Detenuti trans nelle carceri femminili, Canada sotto accusa

Lo scorso agosto molte donne canadesi si sono riunite alla ‘Fraser Valley Institution’, una prigione di Abbotsford, BC, per protestare contro l'alloggio degli uomini nelle prigioni femminili. Da quando una legge del 2017 (Bill C-16) è stata approvata in Canada, agli uomini che si identificano come transgender è stato permesso di trasferirsi nelle prigioni femminili. Eppure il governo liberale non vuole affrontare le preoccupazioni delle donne su questo dramma, una situazione che implica violenze e tentativi di abusi da parte dei maschi nei confronti delle donne.

La folla di donne canadesi chiedeva una cosa molto semplice: la rimozione dei detenuti maschi biologici dalle prigioni femminili. Tra i partecipanti c'erano sostenitori dei diritti delle donne, ex detenute e membri di diverse istituzioni pubbliche. "I maschi non appartengono a questo posto" e "l'auto-identificazione di genere fa male alle donne" erano alcune delle frasi scritte sui cartelli dei manifestanti.

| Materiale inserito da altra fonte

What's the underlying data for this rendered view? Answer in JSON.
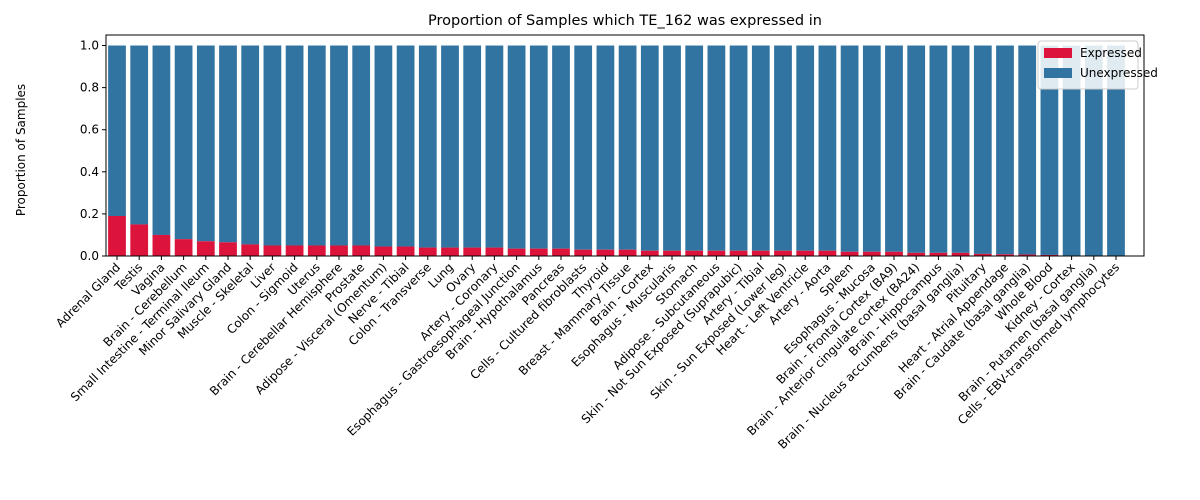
{
  "chart_data": {
    "type": "bar",
    "stacked": true,
    "title": "Proportion of Samples which TE_162 was expressed in",
    "xlabel": "",
    "ylabel": "Proportion of Samples",
    "ylim": [
      0,
      1.05
    ],
    "yticks": [
      "0.0",
      "0.2",
      "0.4",
      "0.6",
      "0.8",
      "1.0"
    ],
    "grid": false,
    "legend_position": "top-right",
    "categories": [
      "Adrenal Gland",
      "Testis",
      "Vagina",
      "Brain - Cerebellum",
      "Small Intestine - Terminal Ileum",
      "Minor Salivary Gland",
      "Muscle - Skeletal",
      "Liver",
      "Colon - Sigmoid",
      "Uterus",
      "Brain - Cerebellar Hemisphere",
      "Prostate",
      "Adipose - Visceral (Omentum)",
      "Nerve - Tibial",
      "Colon - Transverse",
      "Lung",
      "Ovary",
      "Artery - Coronary",
      "Esophagus - Gastroesophageal Junction",
      "Brain - Hypothalamus",
      "Pancreas",
      "Cells - Cultured fibroblasts",
      "Thyroid",
      "Breast - Mammary Tissue",
      "Brain - Cortex",
      "Esophagus - Muscularis",
      "Stomach",
      "Adipose - Subcutaneous",
      "Skin - Not Sun Exposed (Suprapubic)",
      "Artery - Tibial",
      "Skin - Sun Exposed (Lower leg)",
      "Heart - Left Ventricle",
      "Artery - Aorta",
      "Spleen",
      "Esophagus - Mucosa",
      "Brain - Frontal Cortex (BA9)",
      "Brain - Anterior cingulate cortex (BA24)",
      "Brain - Hippocampus",
      "Brain - Nucleus accumbens (basal ganglia)",
      "Pituitary",
      "Heart - Atrial Appendage",
      "Brain - Caudate (basal ganglia)",
      "Whole Blood",
      "Kidney - Cortex",
      "Brain - Putamen (basal ganglia)",
      "Cells - EBV-transformed lymphocytes"
    ],
    "series": [
      {
        "name": "Expressed",
        "color": "#dc143c",
        "values": [
          0.19,
          0.15,
          0.1,
          0.08,
          0.07,
          0.065,
          0.055,
          0.05,
          0.05,
          0.05,
          0.05,
          0.05,
          0.045,
          0.045,
          0.04,
          0.04,
          0.04,
          0.04,
          0.035,
          0.035,
          0.035,
          0.03,
          0.03,
          0.03,
          0.025,
          0.025,
          0.025,
          0.025,
          0.025,
          0.025,
          0.025,
          0.025,
          0.025,
          0.02,
          0.02,
          0.02,
          0.015,
          0.015,
          0.015,
          0.01,
          0.008,
          0.007,
          0.005,
          0.0,
          0.0,
          0.0
        ]
      },
      {
        "name": "Unexpressed",
        "color": "#3274a1",
        "values": [
          0.81,
          0.85,
          0.9,
          0.92,
          0.93,
          0.935,
          0.945,
          0.95,
          0.95,
          0.95,
          0.95,
          0.95,
          0.955,
          0.955,
          0.96,
          0.96,
          0.96,
          0.96,
          0.965,
          0.965,
          0.965,
          0.97,
          0.97,
          0.97,
          0.975,
          0.975,
          0.975,
          0.975,
          0.975,
          0.975,
          0.975,
          0.975,
          0.975,
          0.98,
          0.98,
          0.98,
          0.985,
          0.985,
          0.985,
          0.99,
          0.992,
          0.993,
          0.995,
          1.0,
          1.0,
          1.0
        ]
      }
    ]
  }
}
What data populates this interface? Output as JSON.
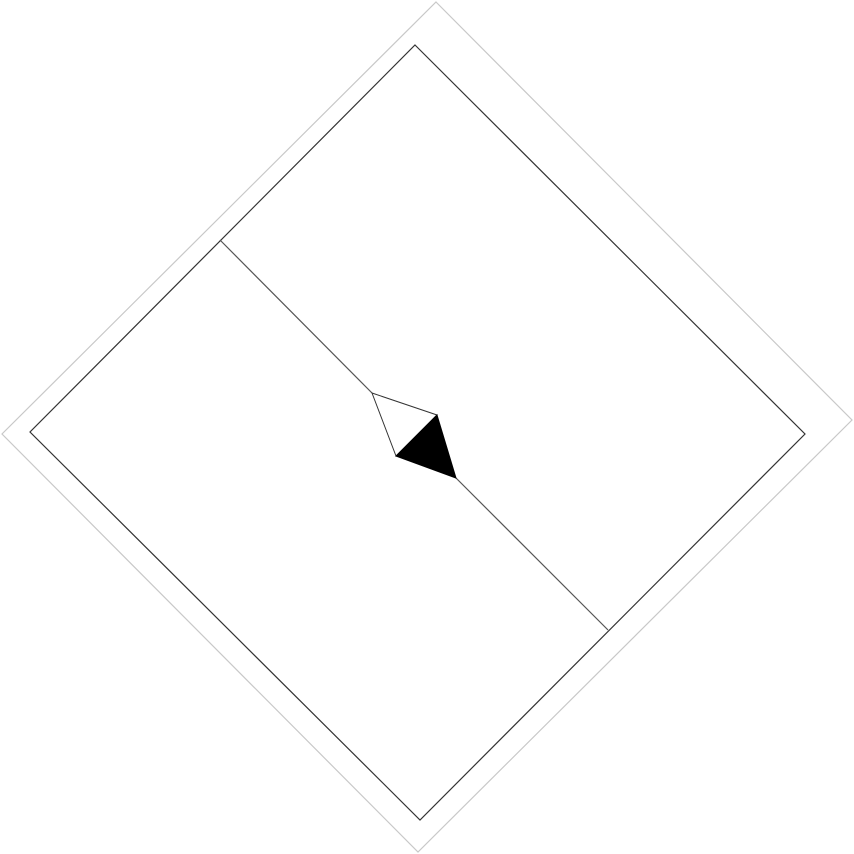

Secondo Heather Mason, una sostenitrice dei diritti dei prigionieri con la sua ‘Canadian Women's Sex-Based Rights’, ci sono cinque maschi che dichiarano di essere transgender ospitati al Fraser Valley Institution for Women, su un totale di 92 detenute. Uno di questi detenuti maschi è Tara Desousa (Adam Laboucan), 39 anni, incarcerato per aver violentato un bambino di tre mesi. Per le violenze subite dal bambino c’è stato bisogno di un serio intervento chirurgico ricostruttivo e ora Desousa risiede in una prigione che gestisce un programma anche per detenute ‘madri con i loro bambini’.

Nel 2017, il Correctional Service of Canada (CSC) ha cambiato la sua politica sull'identità di genere per permettere ai criminali maschi condannati di essere trasferiti nelle prigioni femminili se si autoidentificano come transgender. Prima del 2017, ogni detenuto maschio che chiedeva di essere trasferito in una prigione femminile doveva aver subito un intervento chirurgico di riassegnazione del genere. Gli organizzatori della protesta sostengono che la nuova politica dà la priorità alla teoria dell'auto-identificazione di genere rispetto al diritto alla sicurezza delle donne, basato sulla Carta costituzionale e dei Diritti.